Australia’s slow-bowling tactics have spun out of control in the first two Tests of their four-Test tour of India. The home side have won both matches by huge margins.
Offspinner Nathan Lyon (3-215 and 1-29) was dropped after the Chennai Test and Xavier Doherty (3-131) and debutant Glenn Maxwell (4-127) fared little better in Hyderabad in India’s first innings of 503.
Left-arm slow bowler Doherty’s first wicket came in his 43rd over and offspinner Maxwell was criticised by coach Mickey Arthur for leaking runs.
“I feel very sad for these youngsters because they are fed on this wretched T20 nonsense. It doesn’t allow them any capacity to think,” former India skipper and ex-coach Bedi has told AAP.

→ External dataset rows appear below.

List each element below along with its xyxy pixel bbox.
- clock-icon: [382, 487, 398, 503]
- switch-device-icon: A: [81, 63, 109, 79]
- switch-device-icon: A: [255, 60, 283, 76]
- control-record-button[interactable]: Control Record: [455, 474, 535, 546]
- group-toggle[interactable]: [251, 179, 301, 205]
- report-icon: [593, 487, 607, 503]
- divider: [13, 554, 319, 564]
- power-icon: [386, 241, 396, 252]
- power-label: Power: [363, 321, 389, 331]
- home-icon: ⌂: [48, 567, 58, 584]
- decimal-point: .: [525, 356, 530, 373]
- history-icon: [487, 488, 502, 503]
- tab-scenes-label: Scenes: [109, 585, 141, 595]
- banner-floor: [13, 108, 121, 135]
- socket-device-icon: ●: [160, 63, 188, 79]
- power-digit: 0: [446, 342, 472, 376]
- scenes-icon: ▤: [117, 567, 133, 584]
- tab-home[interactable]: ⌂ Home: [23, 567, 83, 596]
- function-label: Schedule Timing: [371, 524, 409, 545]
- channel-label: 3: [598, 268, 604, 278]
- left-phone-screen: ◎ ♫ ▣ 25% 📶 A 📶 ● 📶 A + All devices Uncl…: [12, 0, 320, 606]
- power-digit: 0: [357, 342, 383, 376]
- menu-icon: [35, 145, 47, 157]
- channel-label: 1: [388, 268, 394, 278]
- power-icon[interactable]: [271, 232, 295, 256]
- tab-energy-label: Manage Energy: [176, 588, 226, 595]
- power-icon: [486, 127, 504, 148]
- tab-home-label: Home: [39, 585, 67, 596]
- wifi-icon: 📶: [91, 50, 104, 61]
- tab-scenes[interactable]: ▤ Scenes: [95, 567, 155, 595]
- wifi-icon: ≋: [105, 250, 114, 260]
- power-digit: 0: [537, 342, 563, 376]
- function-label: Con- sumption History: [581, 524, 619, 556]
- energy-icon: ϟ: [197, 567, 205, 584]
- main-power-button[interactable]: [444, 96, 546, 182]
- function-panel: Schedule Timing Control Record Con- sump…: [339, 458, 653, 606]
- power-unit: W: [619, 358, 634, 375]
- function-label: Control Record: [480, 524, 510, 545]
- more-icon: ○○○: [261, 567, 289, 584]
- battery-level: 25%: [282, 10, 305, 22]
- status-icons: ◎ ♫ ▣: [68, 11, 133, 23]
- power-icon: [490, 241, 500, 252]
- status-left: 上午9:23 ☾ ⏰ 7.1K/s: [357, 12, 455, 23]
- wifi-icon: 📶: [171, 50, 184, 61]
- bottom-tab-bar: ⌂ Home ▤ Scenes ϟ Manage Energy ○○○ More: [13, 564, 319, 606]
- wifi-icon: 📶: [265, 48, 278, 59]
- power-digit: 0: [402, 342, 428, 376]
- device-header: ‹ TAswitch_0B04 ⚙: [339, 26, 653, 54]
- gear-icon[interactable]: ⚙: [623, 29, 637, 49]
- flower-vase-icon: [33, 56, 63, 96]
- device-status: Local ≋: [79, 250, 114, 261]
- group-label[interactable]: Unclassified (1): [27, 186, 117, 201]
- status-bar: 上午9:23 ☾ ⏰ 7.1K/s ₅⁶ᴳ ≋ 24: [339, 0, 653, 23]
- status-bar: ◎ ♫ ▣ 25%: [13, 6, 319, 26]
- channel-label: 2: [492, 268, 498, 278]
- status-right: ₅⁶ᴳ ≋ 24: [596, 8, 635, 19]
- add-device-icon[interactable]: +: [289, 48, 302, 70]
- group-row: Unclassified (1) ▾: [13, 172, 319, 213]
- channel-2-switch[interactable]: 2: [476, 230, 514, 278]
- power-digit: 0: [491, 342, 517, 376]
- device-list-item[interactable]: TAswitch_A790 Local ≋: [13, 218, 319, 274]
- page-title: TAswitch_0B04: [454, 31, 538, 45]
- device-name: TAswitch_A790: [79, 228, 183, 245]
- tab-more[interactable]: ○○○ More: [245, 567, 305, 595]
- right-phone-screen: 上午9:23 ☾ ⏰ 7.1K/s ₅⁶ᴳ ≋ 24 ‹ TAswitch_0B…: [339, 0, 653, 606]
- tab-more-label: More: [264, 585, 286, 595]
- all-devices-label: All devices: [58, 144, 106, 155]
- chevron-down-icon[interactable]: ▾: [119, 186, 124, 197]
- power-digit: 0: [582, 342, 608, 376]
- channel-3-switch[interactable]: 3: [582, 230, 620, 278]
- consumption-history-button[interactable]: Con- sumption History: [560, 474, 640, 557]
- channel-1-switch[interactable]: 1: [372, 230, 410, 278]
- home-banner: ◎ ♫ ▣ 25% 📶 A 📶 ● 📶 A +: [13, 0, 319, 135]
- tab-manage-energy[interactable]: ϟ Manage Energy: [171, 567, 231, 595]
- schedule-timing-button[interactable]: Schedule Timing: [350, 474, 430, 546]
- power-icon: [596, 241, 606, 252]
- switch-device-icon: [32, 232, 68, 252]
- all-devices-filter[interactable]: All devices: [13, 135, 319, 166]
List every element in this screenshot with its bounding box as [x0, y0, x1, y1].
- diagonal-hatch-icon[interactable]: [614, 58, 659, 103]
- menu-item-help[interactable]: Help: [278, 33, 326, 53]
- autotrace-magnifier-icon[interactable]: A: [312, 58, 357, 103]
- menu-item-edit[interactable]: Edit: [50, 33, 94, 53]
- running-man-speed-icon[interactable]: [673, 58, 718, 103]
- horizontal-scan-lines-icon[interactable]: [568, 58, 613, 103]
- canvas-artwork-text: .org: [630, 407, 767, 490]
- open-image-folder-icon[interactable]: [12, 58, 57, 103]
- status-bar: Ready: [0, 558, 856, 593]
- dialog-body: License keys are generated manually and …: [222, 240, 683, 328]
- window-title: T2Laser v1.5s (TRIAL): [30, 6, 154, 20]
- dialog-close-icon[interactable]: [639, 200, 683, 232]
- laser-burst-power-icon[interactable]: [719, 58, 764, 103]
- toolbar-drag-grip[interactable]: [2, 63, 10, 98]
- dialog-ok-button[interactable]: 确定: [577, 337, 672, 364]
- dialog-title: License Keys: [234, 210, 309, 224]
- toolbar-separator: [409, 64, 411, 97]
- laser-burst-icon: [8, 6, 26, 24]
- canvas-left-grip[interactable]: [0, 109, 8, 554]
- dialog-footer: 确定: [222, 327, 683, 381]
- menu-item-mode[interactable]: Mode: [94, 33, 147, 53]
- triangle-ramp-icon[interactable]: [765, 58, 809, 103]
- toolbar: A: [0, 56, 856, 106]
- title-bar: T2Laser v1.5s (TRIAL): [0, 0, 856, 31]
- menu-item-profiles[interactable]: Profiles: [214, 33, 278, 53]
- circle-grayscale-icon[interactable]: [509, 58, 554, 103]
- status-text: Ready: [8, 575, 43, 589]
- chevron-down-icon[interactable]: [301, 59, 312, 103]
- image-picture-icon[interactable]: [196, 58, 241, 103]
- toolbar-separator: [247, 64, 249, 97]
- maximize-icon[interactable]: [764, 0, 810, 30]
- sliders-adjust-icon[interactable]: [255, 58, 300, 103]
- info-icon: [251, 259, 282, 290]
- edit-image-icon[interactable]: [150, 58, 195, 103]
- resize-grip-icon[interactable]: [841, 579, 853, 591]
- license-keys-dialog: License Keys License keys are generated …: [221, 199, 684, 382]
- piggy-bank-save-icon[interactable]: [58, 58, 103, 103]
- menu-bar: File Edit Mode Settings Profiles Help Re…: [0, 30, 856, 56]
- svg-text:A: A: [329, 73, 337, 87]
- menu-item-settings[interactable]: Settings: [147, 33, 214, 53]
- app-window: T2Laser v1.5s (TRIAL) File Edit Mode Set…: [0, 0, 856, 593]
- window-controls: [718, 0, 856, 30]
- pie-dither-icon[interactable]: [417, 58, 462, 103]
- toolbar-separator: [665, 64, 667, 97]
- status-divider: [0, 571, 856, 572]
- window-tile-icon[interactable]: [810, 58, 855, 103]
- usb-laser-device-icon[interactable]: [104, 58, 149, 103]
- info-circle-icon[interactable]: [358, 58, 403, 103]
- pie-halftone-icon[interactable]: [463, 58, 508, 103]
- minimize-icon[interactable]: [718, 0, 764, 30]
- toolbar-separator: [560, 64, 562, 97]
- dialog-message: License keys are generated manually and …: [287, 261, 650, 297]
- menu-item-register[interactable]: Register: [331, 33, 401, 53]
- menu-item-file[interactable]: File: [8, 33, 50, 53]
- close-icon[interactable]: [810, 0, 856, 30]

“This is the sad part. Spin bowling is all about thinking, about control, about confidence.
“It’s all about meeting of minds in the air and off the wicket.
“With the Big Bash League or whatever you have in Australia, it’s doing enormous damage to the spinners.”
Lyon made his first-class debut for South Australia in February 2011 after an impressive T20 season with the Redbacks. Within six months he was in the Test side.
Coach and selector Mickey Arthur said Australia opted for Tasmania’s Doherty in their Test squad ahead of well-performed NSW Shield left-arm spinner Steve O’Keefe because Doherty had shown good form in one-day and T20 matches against Sri Lanka and West Indies.
And Maxwell’s rise in the T20 game is such that he’s been taken for a million dollars by the Mumbai Indians in last month’s Indian Premier League auction.
The 24-year-old has been mentored this summer by legspin legend Shane Warne about the role patience plays in spin-bowling. Warne was Maxwell’s captain for BBL team Melbourne Stars.
A lack of Shield cricket leading up to the February-March India tour has not helped the preparations of the Australians.
Maxwell has played only 16 first-class games in his career while Lyon has played 37, but 20 of them have been Tests.
“He only played (five) first-class games before he played a Test match. He hasn’t played many after that and truth be told he hasn’t gone well this year,” Arthur says of Lyon.